Las medidas adoptadas y a adoptar son, entre otras, las siguientes:

  1. Eliminación de impuestos a la exportación de granos.

  2. Reducción de impuestos a la exportación de soja.

  3. Eliminación de impuestos a la exportación de minerales.

  4. Atenuación del impuesto a las ganancias en la cuarta categoría (se implementaría a partir de marzo con alcance a enero del presente año).

  5. Reducción del IVA para cierta categoría de consumidores. (En análisis).

  6. Pago de deuda a los fondos buitres.  Aquí impactaría en mayores intereses.  (En negociación).

Todas estas medidas suponen una merma significativa de la recaudación impositiva o un aumento del gasto.  Esto será compensado parcialmente con la reducción de subsidios a la energía.  Desde luego, el balance en principio estaría mostrando un deterioro de la situación fiscal.  Para que esto no impacte inflacionariamente tras una emisión monetaria desmesurada, el Gobierno actuaría en dos planos:

  1. Tomando fondos externos para financiar el déficit.
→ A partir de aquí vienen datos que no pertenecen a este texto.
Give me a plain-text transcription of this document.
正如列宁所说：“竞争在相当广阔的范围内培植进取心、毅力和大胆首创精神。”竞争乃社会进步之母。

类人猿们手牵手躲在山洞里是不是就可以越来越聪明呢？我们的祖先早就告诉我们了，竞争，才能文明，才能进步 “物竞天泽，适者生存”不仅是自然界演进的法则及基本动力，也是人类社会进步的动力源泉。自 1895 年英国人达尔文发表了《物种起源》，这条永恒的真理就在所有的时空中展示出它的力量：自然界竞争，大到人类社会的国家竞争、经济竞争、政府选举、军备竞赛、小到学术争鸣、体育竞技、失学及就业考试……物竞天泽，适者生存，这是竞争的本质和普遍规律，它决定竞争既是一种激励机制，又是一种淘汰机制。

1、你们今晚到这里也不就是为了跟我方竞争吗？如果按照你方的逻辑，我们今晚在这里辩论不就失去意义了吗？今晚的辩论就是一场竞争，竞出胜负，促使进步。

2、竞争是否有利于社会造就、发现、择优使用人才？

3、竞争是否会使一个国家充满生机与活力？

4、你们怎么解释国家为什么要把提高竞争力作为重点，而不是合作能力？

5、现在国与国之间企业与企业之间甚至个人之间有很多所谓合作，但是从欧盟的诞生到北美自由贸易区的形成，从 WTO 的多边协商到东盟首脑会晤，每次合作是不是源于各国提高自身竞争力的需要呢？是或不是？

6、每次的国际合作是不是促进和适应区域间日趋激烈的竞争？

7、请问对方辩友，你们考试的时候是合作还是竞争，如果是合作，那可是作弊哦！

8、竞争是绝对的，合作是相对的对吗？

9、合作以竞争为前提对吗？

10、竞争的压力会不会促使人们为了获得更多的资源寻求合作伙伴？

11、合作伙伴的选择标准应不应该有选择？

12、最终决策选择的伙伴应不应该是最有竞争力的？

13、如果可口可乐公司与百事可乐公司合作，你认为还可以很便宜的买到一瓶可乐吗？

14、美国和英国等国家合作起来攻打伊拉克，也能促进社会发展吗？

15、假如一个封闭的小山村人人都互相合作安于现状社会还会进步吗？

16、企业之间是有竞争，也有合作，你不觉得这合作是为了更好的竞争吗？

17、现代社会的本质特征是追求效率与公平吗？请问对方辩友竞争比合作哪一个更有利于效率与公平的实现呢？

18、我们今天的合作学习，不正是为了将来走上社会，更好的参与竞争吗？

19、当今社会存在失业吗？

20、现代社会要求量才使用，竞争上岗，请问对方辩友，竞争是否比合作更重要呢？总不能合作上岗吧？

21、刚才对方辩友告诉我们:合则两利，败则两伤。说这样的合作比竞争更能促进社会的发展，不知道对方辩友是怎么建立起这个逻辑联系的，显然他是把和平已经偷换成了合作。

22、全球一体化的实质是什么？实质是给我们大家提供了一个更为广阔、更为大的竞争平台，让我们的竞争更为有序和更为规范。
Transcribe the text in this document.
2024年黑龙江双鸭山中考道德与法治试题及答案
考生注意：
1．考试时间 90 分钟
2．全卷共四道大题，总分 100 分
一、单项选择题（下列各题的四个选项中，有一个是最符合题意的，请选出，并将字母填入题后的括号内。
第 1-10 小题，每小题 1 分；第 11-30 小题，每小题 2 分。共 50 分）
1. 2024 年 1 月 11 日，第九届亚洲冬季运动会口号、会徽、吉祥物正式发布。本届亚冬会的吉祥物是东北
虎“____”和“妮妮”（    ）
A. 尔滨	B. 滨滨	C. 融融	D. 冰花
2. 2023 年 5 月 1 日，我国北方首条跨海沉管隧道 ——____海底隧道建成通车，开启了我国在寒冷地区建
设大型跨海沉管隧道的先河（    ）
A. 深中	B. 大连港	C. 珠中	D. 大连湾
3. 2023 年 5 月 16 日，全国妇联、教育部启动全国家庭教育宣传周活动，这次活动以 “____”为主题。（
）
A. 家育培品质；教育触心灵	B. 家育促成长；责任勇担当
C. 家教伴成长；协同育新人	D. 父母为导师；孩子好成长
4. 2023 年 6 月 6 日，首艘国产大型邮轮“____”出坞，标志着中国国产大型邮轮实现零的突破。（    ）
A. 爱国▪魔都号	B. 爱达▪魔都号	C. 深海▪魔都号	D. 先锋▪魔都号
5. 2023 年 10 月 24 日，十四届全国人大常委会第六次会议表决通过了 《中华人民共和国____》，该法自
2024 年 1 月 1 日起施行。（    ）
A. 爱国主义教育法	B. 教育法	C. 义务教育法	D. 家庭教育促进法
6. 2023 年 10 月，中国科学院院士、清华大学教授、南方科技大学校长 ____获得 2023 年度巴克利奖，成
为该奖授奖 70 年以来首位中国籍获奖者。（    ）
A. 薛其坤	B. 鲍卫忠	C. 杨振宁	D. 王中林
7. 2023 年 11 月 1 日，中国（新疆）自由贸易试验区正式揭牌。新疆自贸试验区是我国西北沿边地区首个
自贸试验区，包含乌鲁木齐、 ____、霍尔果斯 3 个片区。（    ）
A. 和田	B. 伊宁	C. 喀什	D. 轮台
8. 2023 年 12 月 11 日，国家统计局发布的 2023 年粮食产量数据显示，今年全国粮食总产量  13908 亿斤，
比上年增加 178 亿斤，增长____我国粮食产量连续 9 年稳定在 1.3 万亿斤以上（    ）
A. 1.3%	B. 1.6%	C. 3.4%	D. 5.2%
  2. Emitiendo letras del BCRA para absorber la liquidez excedente.

En el primer caso se parte de un bajo nivel de endeudamiento y en el segundo se apunta a secar fondos.


La pregunta por el millón es si esta situación se supera a partir del año próximo.  De no ser así, quedaría configurado un sistema que tiene un tiempo limitado de aplicación.  Quizás la alternativa sea generar recaudación impositiva adicional proveniente, entre otras, de la renta financiera y del juego de azar.